My brother has it in mind to take a class and learn to make
Windsor chairs. He is pretty good at making things with
wood--doing a lot of bee hives lately if anyone needs
any--and has the equipment he'll need. But the class
costs about $600 for two days I believe. Jeez! Does that
sound like a reasonable thing to do? Anyone want to give
him a course for less? :-) What I'm really interested in is:
are there any good videos available about it? And/or
good books? For some reason he wants to get a book
by a particular man Michael Dunbar, but so far the only
ones I've been able to find by him cost about $80.
Thanks for any help or suggestions on how best he can
learn to do this!
You didn't mention whose class he wants to attend. It may very well be
worth it. Would you spend $600 for two days with Maloof?
I think Dunbar's book is out of print and in great demand. There was a
string recently that indicated they were going for more than $80.
Norm has two programs dedicated to making a Windsor chair. American Woodshop
(Scott Phillips) has done two different programs on Windsor chairs.
The Houston Woodcraft store conducts sessions on Windsor chairs from time to
You pays yer money and takes yer choice. :-)
Come on Andy,
I know the Smithsonian is not of importance to our cousins across the ocean,
but the man has his work in the Smithsonian.

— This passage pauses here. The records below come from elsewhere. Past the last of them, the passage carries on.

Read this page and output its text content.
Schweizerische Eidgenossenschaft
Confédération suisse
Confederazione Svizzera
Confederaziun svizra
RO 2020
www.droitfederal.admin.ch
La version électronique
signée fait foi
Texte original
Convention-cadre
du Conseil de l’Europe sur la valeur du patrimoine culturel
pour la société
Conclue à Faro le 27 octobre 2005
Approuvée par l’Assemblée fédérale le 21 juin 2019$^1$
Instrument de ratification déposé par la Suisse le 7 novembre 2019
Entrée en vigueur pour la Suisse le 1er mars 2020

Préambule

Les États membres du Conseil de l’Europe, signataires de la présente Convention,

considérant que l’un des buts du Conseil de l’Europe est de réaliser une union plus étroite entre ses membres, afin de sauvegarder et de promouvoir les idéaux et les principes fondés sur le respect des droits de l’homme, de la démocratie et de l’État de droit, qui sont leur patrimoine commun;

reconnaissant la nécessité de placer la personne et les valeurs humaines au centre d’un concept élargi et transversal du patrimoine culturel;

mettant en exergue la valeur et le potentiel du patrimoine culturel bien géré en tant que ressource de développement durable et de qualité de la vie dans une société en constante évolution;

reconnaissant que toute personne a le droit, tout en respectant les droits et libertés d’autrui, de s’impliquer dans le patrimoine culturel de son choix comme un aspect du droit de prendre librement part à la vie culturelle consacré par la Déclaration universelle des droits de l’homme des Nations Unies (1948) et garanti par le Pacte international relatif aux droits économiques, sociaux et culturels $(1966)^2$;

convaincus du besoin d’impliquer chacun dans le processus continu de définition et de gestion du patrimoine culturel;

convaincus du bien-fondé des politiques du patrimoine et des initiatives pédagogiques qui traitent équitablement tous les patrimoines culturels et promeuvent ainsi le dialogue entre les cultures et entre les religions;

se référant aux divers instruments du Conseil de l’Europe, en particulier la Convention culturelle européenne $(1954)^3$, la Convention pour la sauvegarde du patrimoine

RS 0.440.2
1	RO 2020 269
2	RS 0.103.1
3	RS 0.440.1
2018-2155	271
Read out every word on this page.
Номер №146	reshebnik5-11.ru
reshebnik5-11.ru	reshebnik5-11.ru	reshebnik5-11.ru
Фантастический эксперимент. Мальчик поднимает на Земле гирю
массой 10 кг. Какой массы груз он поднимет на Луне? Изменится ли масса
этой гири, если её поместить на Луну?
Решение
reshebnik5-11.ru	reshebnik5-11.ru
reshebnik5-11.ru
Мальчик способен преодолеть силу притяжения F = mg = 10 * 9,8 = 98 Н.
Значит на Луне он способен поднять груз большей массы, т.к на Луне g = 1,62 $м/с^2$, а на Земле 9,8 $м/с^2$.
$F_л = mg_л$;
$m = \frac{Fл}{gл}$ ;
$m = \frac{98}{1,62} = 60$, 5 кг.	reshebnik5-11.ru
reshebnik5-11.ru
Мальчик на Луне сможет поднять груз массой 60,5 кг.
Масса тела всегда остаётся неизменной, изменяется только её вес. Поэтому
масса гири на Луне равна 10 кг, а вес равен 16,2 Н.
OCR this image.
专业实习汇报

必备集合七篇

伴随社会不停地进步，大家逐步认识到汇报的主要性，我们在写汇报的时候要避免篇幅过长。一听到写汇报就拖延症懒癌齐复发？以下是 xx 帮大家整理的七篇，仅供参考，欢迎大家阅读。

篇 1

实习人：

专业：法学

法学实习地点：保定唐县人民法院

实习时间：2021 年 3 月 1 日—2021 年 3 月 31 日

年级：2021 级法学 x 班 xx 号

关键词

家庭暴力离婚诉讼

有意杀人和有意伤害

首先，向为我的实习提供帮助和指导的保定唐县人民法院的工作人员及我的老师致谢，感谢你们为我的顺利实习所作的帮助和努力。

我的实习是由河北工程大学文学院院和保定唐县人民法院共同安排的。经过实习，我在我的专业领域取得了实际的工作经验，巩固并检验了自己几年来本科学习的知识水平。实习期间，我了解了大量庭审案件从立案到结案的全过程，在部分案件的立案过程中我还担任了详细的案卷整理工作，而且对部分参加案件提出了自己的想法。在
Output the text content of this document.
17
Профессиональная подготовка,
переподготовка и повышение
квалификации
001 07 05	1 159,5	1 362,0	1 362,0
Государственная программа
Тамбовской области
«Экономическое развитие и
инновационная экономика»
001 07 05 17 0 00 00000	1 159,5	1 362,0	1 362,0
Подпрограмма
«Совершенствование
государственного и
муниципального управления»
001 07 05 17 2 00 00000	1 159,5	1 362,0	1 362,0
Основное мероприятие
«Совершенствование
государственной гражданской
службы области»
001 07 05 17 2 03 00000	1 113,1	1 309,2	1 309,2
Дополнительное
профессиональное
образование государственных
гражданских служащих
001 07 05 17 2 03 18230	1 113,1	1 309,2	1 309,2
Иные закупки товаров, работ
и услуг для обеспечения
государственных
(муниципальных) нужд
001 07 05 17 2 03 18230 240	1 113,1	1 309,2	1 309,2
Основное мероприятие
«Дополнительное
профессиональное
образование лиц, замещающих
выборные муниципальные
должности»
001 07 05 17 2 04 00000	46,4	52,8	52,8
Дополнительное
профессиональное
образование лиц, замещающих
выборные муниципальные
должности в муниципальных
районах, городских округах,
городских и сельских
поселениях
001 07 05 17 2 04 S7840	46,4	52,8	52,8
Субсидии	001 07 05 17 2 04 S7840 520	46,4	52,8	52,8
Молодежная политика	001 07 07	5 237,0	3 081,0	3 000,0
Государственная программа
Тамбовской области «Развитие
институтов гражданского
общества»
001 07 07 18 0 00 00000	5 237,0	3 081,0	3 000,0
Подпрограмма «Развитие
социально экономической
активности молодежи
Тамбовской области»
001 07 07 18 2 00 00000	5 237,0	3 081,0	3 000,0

And to us colonists, it is a
big deal. :-)
Not many of us end up in the museum while we are still breathing.
Maloof ran some courses at highland hardware where one of his mostly
completed chairs still resides . I have sat in that very chair many times
and am astounded how ergonomically inefficient it is . Sorry design in my
I've never sat in one of his chairs, so I can't comment on its ergonomics.
He did come up with a design that is very much copied and imitated today. I
respect it for what it is, but I would never copy his style, because it is
copied so much.
George Nakashima's (rip) is readily recognizable, but I'm not terrible taken
with his chair that is so famous. His "New Chairs" design looks pretty good
to me (as does Thomas Moser's chairs).
I'm just a duffer, so I can't really argue with the stars in this group, but
just about every one knows who Maloof, Krenov, and Frid are. Most of us
recognize the work of Nakashima and also the Green brothers.
Yes, I'd pay to see Maloof.
I'm going to the Brazos Rocker class at Homestead Heritage in June and It's
costing me a lot more that the $600 class that started this string. :-)
That sounds more like a seminar, which means it might be
well worth the money, depending on who's giving it, the info
packs provided, and how well it fits with your bro's wallet,
background and interests.
Seminars are often one of a kind specialties and
sometimes offer a deep immersion into a subject that you may
not have experience with.
If this is not an option, (this school is not far from where we live) you
might consider a woodworking class in a College or Junior College in your
area. That is what our son did, perhaps the first one will not be up to
what you would like but with the cost of most schools, you can buy a dozen
chairs. Bee Hives to Windsor chairs? Shees.